Wielkanocne stoły ponownie przesunięte o rok
To 13. odsłona, która staje się pechowa dla Pietrowic Wielkich. Ponownie zapadła decyzja o jej odwołaniu z powodu pandemii koronawirusa. To największe wydarzenie organizowane w regionie przed Wielkanocą.
Pechowa edycja
„Wielkanocne stoły” to impreza, w ramach której koła gospodyń wiejskich z całego powiatu raciborskiego prezentują specjały na nadchodzące święta. To wydarzenie, na którym można zakosztować najsmaczniejszych dań, ale także poszukiwać wielkanocnych inspiracji. Na imprezę zjeżdża się sporo mieszkańców, nie tylko powiatu raciborskiego. Zawsze wydarzeniu towarzyszą liczne występy miejscowych artystów.

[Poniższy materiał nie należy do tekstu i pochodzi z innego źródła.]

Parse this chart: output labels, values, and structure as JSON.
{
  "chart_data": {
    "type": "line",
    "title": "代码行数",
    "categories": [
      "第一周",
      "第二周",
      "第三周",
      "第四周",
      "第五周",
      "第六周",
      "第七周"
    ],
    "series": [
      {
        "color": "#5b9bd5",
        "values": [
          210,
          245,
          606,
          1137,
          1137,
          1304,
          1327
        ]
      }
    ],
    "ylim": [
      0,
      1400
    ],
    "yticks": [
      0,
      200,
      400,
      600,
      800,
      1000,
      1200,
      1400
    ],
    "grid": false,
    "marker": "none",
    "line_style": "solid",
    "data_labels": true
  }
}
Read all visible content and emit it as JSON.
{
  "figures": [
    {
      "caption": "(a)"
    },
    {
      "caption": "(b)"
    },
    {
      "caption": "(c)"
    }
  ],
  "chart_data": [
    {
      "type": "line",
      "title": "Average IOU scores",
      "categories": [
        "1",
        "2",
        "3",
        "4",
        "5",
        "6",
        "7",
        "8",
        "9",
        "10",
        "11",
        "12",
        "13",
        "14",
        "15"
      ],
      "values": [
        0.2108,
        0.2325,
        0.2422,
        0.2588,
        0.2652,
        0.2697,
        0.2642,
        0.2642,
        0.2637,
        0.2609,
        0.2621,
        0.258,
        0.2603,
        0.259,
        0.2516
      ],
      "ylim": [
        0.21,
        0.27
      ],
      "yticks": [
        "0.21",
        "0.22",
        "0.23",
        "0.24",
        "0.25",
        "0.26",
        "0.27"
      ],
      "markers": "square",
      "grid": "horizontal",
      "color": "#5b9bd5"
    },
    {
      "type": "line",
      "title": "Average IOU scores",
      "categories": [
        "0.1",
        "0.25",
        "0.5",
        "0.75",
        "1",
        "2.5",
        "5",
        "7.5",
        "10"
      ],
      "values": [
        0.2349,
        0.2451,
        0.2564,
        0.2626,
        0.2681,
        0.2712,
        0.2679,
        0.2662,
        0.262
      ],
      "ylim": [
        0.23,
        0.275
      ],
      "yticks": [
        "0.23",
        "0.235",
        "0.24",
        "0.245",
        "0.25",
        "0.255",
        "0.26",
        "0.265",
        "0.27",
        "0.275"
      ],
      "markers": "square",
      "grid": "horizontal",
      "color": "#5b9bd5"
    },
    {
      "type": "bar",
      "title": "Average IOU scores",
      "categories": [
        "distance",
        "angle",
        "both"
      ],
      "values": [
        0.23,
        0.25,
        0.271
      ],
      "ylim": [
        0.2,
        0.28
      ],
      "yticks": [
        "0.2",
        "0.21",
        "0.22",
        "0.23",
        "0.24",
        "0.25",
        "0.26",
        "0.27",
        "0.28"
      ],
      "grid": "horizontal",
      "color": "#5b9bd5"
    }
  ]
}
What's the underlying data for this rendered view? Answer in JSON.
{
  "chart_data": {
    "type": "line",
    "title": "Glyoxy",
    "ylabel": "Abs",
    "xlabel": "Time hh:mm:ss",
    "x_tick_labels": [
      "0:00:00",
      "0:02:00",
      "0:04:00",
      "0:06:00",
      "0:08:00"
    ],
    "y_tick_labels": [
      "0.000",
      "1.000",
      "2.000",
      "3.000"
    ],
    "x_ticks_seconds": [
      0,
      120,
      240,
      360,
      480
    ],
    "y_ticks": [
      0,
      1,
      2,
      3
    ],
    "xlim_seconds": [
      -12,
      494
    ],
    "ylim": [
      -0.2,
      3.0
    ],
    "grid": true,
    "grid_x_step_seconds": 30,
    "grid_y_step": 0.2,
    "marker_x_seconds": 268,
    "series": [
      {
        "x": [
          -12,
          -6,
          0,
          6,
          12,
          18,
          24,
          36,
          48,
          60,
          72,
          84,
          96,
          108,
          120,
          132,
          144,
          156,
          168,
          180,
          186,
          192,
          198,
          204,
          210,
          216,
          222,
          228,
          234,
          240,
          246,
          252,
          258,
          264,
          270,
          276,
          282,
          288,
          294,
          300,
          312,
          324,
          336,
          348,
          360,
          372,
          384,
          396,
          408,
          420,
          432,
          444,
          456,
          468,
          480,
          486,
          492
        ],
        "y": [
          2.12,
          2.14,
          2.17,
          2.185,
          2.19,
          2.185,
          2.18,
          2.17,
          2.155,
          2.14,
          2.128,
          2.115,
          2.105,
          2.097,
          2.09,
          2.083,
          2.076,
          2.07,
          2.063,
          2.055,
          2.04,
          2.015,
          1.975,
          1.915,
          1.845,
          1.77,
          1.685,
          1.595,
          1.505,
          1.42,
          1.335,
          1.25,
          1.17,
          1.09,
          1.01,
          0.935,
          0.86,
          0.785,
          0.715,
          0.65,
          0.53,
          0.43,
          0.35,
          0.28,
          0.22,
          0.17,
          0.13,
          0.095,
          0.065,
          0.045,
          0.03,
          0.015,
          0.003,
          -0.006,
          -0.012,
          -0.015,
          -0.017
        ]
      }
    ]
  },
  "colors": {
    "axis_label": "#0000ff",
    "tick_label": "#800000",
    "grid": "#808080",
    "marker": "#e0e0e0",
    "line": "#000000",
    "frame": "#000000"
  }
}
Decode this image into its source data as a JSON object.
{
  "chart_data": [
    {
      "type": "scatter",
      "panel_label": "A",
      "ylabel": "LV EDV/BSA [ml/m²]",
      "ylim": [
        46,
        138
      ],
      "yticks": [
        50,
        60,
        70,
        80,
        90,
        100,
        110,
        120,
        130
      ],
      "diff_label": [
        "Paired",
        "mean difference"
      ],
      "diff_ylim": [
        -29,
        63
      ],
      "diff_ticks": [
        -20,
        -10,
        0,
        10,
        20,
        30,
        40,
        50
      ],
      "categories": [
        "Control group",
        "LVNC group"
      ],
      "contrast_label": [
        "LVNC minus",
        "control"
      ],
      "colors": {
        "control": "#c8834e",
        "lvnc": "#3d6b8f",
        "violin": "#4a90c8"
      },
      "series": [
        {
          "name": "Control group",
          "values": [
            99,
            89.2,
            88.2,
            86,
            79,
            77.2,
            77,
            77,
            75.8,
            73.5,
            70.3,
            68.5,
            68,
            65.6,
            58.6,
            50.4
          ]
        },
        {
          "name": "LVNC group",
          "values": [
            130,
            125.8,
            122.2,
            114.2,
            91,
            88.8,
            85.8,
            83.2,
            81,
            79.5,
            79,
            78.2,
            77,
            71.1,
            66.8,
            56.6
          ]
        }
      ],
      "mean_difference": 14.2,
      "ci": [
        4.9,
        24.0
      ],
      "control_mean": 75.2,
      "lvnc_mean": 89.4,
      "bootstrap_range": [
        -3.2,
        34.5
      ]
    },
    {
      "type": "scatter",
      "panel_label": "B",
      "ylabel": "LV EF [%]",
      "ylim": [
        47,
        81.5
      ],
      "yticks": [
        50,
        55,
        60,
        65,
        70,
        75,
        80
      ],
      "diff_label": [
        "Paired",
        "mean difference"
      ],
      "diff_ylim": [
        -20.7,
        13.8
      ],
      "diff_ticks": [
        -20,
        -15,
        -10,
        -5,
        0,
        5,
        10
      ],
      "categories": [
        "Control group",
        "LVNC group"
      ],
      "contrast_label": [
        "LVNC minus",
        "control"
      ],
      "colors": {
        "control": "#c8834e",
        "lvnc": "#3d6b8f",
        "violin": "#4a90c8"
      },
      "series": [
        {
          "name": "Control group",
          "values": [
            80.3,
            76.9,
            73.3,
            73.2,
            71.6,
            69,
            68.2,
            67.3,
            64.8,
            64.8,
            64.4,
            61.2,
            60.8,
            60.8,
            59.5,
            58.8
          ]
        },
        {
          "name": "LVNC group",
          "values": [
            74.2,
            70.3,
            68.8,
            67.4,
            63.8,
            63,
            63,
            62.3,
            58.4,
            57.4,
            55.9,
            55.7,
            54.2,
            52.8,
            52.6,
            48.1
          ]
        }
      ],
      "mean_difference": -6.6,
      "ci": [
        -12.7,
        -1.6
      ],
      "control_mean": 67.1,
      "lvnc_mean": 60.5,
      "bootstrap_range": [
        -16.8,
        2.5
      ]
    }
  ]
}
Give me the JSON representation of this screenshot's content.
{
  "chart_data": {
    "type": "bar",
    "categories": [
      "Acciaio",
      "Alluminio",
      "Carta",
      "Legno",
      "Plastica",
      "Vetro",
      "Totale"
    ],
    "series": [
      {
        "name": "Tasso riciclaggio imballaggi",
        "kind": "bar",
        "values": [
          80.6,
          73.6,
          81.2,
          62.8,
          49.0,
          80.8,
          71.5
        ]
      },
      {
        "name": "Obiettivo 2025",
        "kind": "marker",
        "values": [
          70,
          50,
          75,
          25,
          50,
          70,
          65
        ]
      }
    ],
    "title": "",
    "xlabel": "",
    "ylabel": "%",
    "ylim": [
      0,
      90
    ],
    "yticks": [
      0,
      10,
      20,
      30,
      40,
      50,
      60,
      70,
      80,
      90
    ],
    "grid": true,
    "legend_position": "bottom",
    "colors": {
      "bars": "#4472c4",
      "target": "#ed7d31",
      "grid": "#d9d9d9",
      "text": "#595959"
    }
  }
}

Jednak już w zeszłym roku wraz z szerzącą się pandemią koronawirusa, zapadła decyzja o odwołaniu wydarzenia. Była to pierwsza impreza na terenie powiatu raciborskiego, wobec której zapadła taka decyzja. Później już gremialnie inne miejscowości podejmowały takie same kroki.
13. edycja staje się więc pechowa. Wójt Pietrowic Wielkich Andrzej Wawrzynek z nadzieją spoglądał na informację, że obowiązujące obostrzenia zostaną złagodzone, co jednak nie nastąpiło. – Na razie żadnych imprez nie przygotowujemy, a po drugie, jeśli nie mamy zaszczepionych ludzi, to nawet jeślibyśmy tę imprezę zorganizowali, to myślę, że mieszkańcy z obawy na swoje zdrowie, by na nią nie przyszli – mówi wójt Wawrzynek. Jednocześnie zwraca uwagę, że po pandemii nastąpi próba odzyskania wszelkich inicjatyw. – Jednak ludzie muszą poczuć, że są bezpieczni – dodaje.
Oświatowy problem
Wójt, pozostając w temacie pandemii, w rozmowie z nami nawiązuje do edukacji on–line, wskazując, że jemu, jako włodarzowi zależy na tym, aby uczniowie wrócili do placówek oświatowych. – Z tego, co słyszałem, dzieci w klasach od 1–3 są zadowolone, że mogą chodzić do szkoły, ich rodzice również – nadmienia wójt. Wskazuje również, że z rozmów z dyrektorami podległych mu placówek oświatowych wynika, że w klasach starszych, różnie uczniowie podchodzą do edukacji. – Nie chcą się za bardzo kształcić na odległość – wyjaśnia, jednocześnie podkreślając, że nie dotyczy to wszystkich uczniów. – Z rozmów z dyrektorami wynika, że ten problem dotyczy procenta uczniów, którzy przez różne wykręty techniczne próbują nie skorzystać z tej możliwości, która jest obecnie – wyjaśnia Andrzej Wawrzynek.